Lyudmila Ulitskaya: why I'm not afraid of Vladimir Putin

Lyudmila Ulitskaya does not like to draw attention to herself. In person, she is unassuming and softly spoken, a 68-year-old grandmother with grey cropped hair and small, elegant hands. She does not consider herself exceptional. But this modest, self-effacing individual is one of Russia's foremost contemporary novelists and a leading advocate for freedom of expression. She started writing almost by accident after she was sacked from her job as a geneticist in the 1960s and accused of dissident activity by the former Soviet authorities. "I thought, quite wrongly, that scientists were freer [than artists]," she has written in the past. "Of course, all these illusions were shattered over time."

"I'm not afraid," Ulitskaya insists, speaking through a translator. "Compared to the Stalinist era, our government now is a pussycat with soft paws … Having said that, I believe that (Russian liberal democratic reformer) Khodorkovsky is in jail because the whole society was so scared that no one stood up for his defence. There were threats: the court was afraid, the witnesses, the judge, because no one had the courage to speak up and that saddens me. That loss of dignity frustrates me because our society had only just started overcoming its fear after so many years of oppressive rule. The Russian people have once again started to be gripped by fear."

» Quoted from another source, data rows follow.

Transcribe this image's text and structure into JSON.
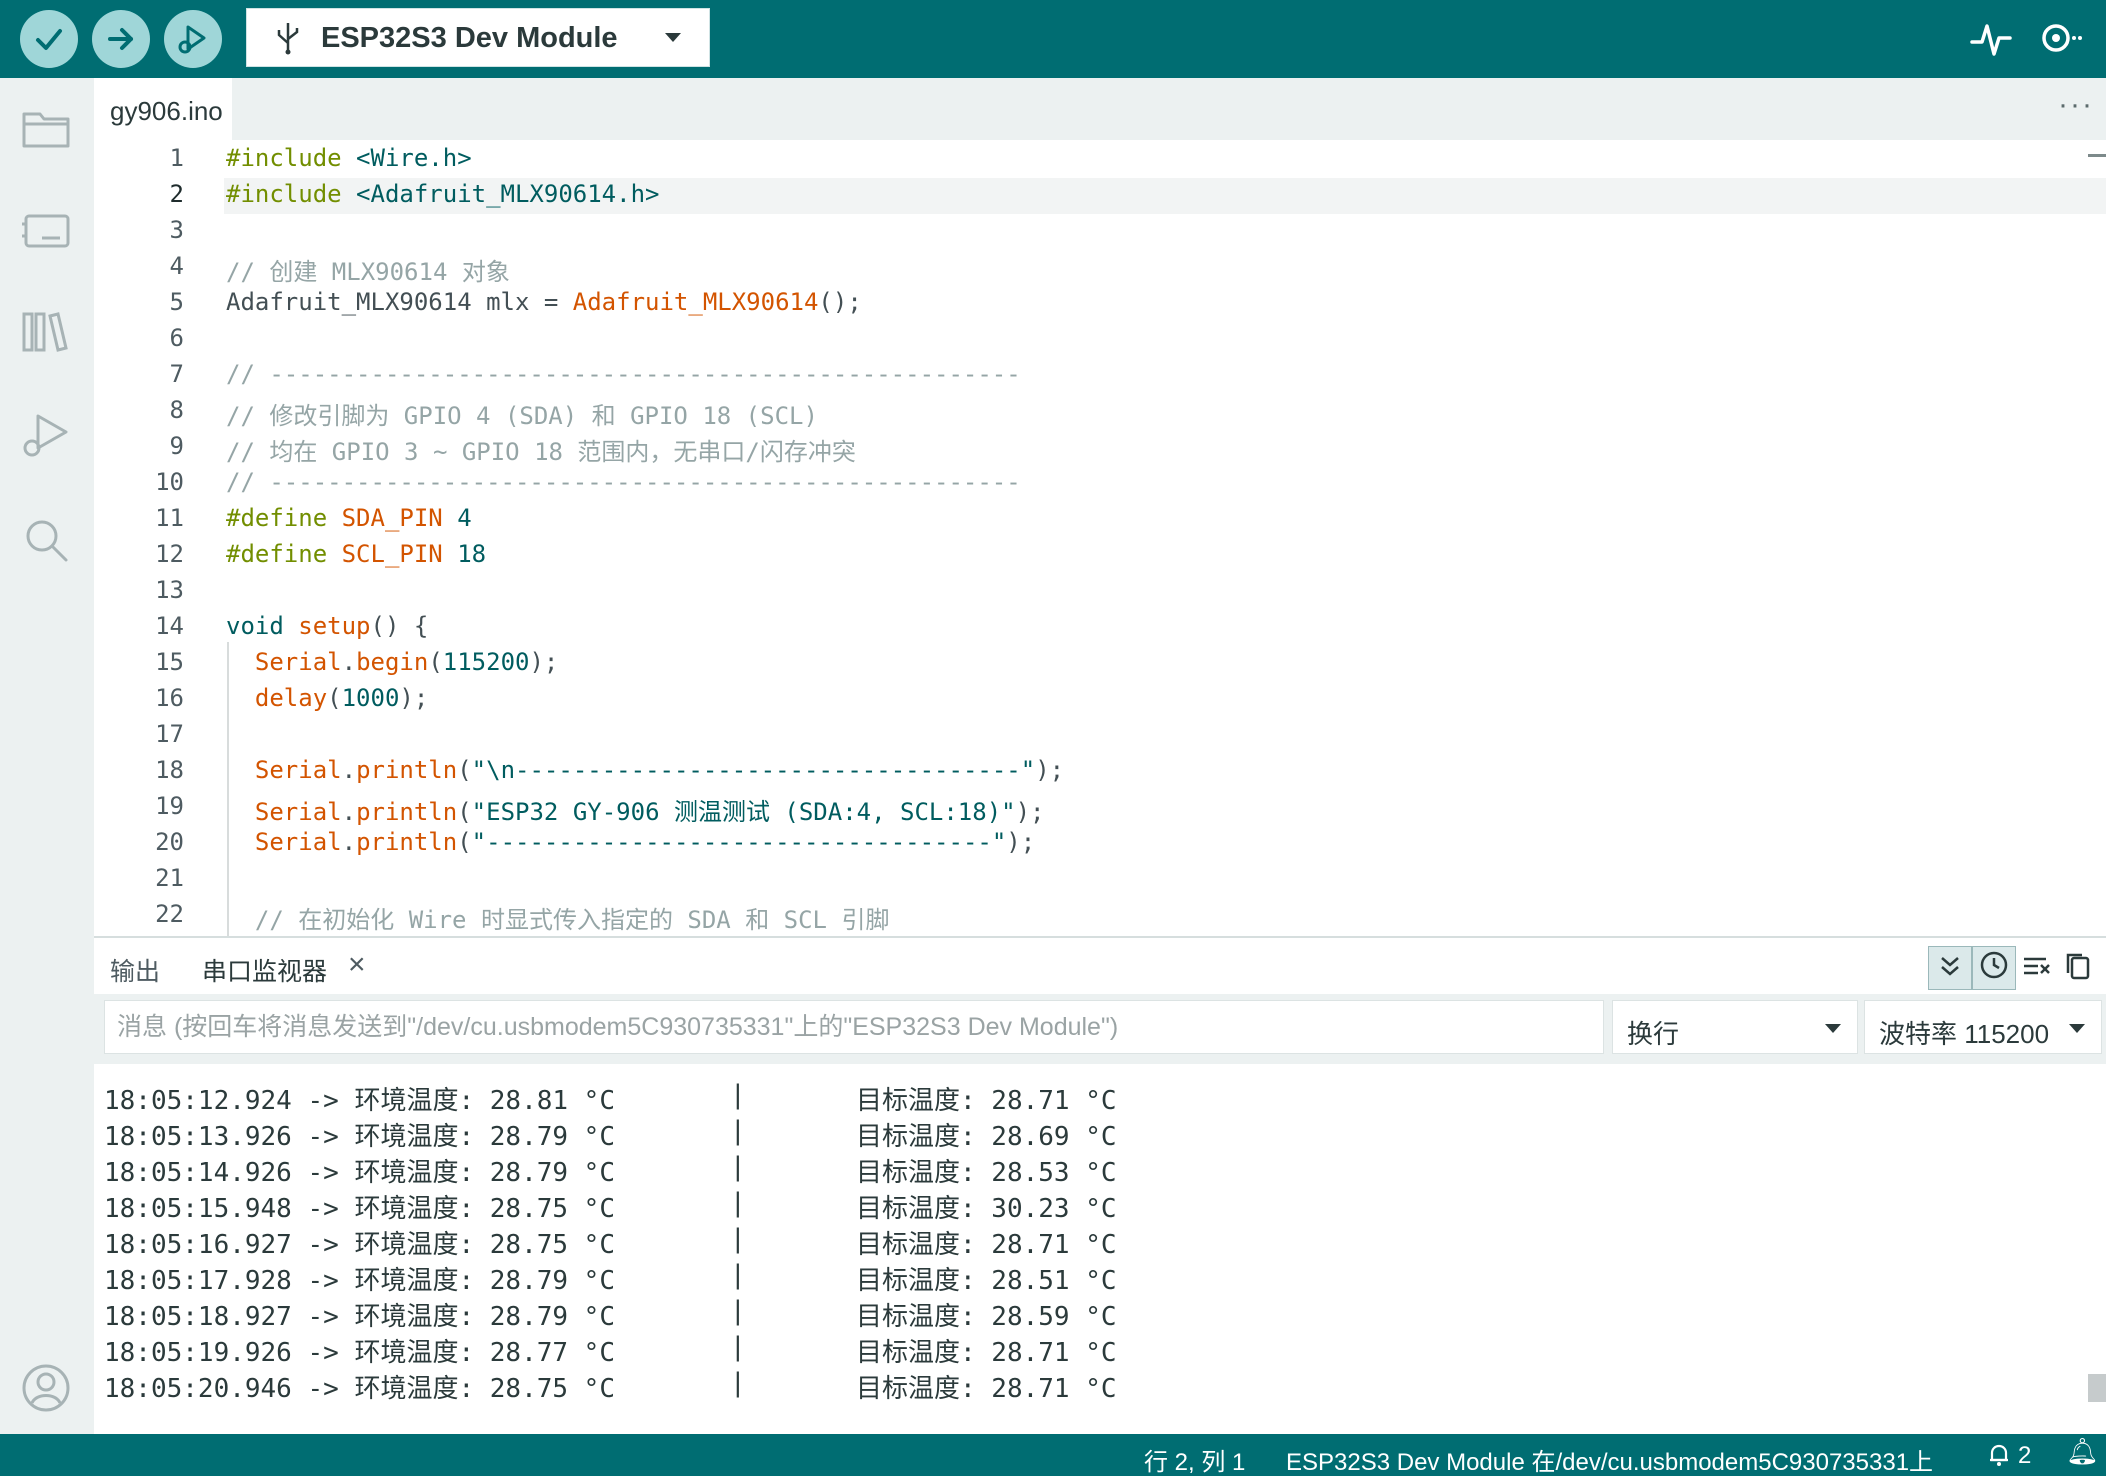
{
  "toolbar": {
    "board_name": "ESP32S3 Dev Module"
  },
  "editor": {
    "tab_name": "gy906.ino",
    "lines": [
      "1",
      "2",
      "3",
      "4",
      "5",
      "6",
      "7",
      "8",
      "9",
      "10",
      "11",
      "12",
      "13",
      "14",
      "15",
      "16",
      "17",
      "18",
      "19",
      "20",
      "21",
      "22"
    ],
    "code": {
      "l1_kw": "#include",
      "l1_rest": " <Wire.h>",
      "l2_kw": "#include",
      "l2_rest": " <Adafruit_MLX90614.h>",
      "l4": "// 创建 MLX90614 对象",
      "l5_a": "Adafruit_MLX90614 mlx = ",
      "l5_fn": "Adafruit_MLX90614",
      "l5_b": "();",
      "l7": "// ----------------------------------------------------",
      "l8": "// 修改引脚为 GPIO 4 (SDA) 和 GPIO 18 (SCL)",
      "l9": "// 均在 GPIO 3 ~ GPIO 18 范围内，无串口/闪存冲突",
      "l10": "// ----------------------------------------------------",
      "l11_kw": "#define",
      "l11_name": "SDA_PIN",
      "l11_val": "4",
      "l12_kw": "#define",
      "l12_name": "SCL_PIN",
      "l12_val": "18",
      "l14_kw": "void",
      "l14_fn": "setup",
      "l14_rest": "() {",
      "l15_obj": "Serial",
      "l15_fn": "begin",
      "l15_num": "115200",
      "l16_fn": "delay",
      "l16_num": "1000",
      "l18_obj": "Serial",
      "l18_fn": "println",
      "l18_str": "\"\\n-----------------------------------\"",
      "l19_obj": "Serial",
      "l19_fn": "println",
      "l19_str": "\"ESP32 GY-906 测温测试 (SDA:4, SCL:18)\"",
      "l20_obj": "Serial",
      "l20_fn": "println",
      "l20_str": "\"-----------------------------------\"",
      "l22": "// 在初始化 Wire 时显式传入指定的 SDA 和 SCL 引脚"
    }
  },
  "panel": {
    "tab_output": "输出",
    "tab_serial": "串口监视器",
    "message_placeholder": "消息 (按回车将消息发送到\"/dev/cu.usbmodem5C930735331\"上的\"ESP32S3 Dev Module\")",
    "line_ending": "换行",
    "baud_rate": "波特率 115200",
    "serial_lines": [
      {
        "time": "18:05:12.924",
        "ambient": "28.81",
        "object": "28.71"
      },
      {
        "time": "18:05:13.926",
        "ambient": "28.79",
        "object": "28.69"
      },
      {
        "time": "18:05:14.926",
        "ambient": "28.79",
        "object": "28.53"
      },
      {
        "time": "18:05:15.948",
        "ambient": "28.75",
        "object": "30.23"
      },
      {
        "time": "18:05:16.927",
        "ambient": "28.75",
        "object": "28.71"
      },
      {
        "time": "18:05:17.928",
        "ambient": "28.79",
        "object": "28.51"
      },
      {
        "time": "18:05:18.927",
        "ambient": "28.79",
        "object": "28.59"
      },
      {
        "time": "18:05:19.926",
        "ambient": "28.77",
        "object": "28.71"
      },
      {
        "time": "18:05:20.946",
        "ambient": "28.75",
        "object": "28.71"
      }
    ],
    "ambient_label": "环境温度:",
    "object_label": "目标温度:",
    "unit": "°C",
    "arrow": "->",
    "separator": "|"
  },
  "status": {
    "position": "行 2, 列 1",
    "board_port": "ESP32S3 Dev Module 在/dev/cu.usbmodem5C930735331上",
    "notifications": "2"
  },
  "colors": {
    "topbar": "#006d72",
    "button_bg": "#9fd6d8",
    "keyword": "#728e00",
    "function": "#d35400",
    "literal": "#005c5f",
    "comment": "#95a5a6"
  }
}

"In Russia, there is a drastic gap between rich and poor, to the extent that I feel the country is on the brink of civil war. The salary of a civil servant can be hundreds of thousands less than that of a businessman. It causes huge irritation, especially when people show off their wealth, with all their furs and bling. I hope that the next generation will be educated more to spend their money wisely and charitably. And, for me, the first person to realise he should act like this was Khodorkovsky."